J.F. Gonzalez has written good books before (Survivor, Shapeshifter, the wonderful B-movie Clickers and Clickers II), but he takes his writing to new heights here. Primitive is the most compulsorily readable thing he’s done, at least that I’ve read. His characters are written so as to be real to the reader, and you feel the tenseness as they struggle to survive, and the angst that goes with hard moral choices they must make.
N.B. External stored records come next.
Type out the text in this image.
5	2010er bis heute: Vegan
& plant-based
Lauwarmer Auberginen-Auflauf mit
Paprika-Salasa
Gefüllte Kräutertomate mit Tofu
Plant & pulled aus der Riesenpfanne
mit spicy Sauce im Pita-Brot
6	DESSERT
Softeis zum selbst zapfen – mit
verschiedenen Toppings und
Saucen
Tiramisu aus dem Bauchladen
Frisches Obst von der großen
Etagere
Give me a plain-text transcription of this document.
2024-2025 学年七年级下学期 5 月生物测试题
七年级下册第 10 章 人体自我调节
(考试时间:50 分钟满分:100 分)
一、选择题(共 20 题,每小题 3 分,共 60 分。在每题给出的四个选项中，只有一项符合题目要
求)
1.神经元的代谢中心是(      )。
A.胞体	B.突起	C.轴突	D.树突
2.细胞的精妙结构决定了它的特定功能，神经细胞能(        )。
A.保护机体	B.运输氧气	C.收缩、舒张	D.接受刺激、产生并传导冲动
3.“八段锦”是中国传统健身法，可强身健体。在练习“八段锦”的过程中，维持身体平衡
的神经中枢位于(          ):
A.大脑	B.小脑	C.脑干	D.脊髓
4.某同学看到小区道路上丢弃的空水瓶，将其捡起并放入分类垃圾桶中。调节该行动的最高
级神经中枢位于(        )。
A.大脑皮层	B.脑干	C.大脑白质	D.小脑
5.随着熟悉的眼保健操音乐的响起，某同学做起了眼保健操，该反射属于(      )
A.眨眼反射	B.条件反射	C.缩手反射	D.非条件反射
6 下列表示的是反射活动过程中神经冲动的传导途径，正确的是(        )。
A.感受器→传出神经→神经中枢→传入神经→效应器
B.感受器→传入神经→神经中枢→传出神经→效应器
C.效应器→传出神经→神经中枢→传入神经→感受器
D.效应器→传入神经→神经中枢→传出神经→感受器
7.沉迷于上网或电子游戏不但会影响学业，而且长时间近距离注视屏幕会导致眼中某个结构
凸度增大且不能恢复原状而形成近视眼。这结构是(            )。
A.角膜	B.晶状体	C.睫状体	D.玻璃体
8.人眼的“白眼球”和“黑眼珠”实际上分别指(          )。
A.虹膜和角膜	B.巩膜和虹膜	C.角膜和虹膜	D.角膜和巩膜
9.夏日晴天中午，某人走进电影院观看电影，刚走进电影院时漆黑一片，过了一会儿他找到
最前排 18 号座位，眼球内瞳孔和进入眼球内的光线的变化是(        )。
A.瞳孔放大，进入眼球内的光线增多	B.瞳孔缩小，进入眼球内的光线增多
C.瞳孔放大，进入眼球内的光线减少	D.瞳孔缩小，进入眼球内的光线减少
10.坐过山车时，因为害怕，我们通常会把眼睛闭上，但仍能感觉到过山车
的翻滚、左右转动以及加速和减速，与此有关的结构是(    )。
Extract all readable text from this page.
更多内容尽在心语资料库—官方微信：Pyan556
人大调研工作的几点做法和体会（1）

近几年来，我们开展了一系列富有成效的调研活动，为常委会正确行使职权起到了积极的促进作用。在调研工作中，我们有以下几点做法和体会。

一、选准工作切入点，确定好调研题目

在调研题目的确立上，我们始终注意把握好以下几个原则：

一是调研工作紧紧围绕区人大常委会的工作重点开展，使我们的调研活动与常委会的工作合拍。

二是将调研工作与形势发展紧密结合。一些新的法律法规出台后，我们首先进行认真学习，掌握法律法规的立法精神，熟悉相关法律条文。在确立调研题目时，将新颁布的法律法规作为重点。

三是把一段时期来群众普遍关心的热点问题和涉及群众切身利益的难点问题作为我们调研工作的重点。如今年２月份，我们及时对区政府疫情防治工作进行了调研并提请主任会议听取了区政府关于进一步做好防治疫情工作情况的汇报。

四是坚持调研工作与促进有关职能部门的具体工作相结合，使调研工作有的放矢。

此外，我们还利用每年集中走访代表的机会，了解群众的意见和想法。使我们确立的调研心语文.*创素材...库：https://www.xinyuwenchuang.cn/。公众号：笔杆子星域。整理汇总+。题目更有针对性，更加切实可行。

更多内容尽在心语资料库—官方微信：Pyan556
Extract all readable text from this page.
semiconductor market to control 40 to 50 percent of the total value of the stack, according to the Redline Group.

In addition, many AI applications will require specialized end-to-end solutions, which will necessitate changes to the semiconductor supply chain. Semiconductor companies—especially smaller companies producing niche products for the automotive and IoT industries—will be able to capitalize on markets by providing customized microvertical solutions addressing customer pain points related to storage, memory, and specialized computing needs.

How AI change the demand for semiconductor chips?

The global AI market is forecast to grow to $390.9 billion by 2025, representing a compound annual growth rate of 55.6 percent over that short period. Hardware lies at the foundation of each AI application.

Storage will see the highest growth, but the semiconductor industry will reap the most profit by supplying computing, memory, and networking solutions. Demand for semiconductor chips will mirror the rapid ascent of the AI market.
Post-apocalyptic fiction has been a staple of the horror genre for a long time. Stephen King’s The Stand is rightly considered a classic, and many people count Robert R. McCammon’s Swan Song among their favorites. Does Primitive rate a place with these immortal books? Yes, with a small caveat.
The other books mentioned were written at a time when horror novels were often of epic length (one version of The Stand is over 1100 pages long). Today’s market is different, and the upper limit for novels has become 300 pages, which is the length of Primitive, give or take a couple of pages. As good as it is, there are tantalizing subplot possibilities that are not explored. There is some mystery about the military officer Wesley, the question of how some people are still reverting months after the original epidemic, and a lot of information about the cause of the catastrophe and just why some people are immune. I have no inside knowledge as to whether Gonzalez would have liked to have written a longer version of Primitive, but I feel there could have been a lot more to it if he had chosen to do so, and I would have like to have read it.
This criticism shouldn’t be construed as taking anything away from the book that was published. Primitive is a compelling book, and shows a continuing progression of Gonzalez’ talents. If quality still matters in the genre, it should be very successful, and I would recommend you give it a try. Primitive is available from Delirium Books.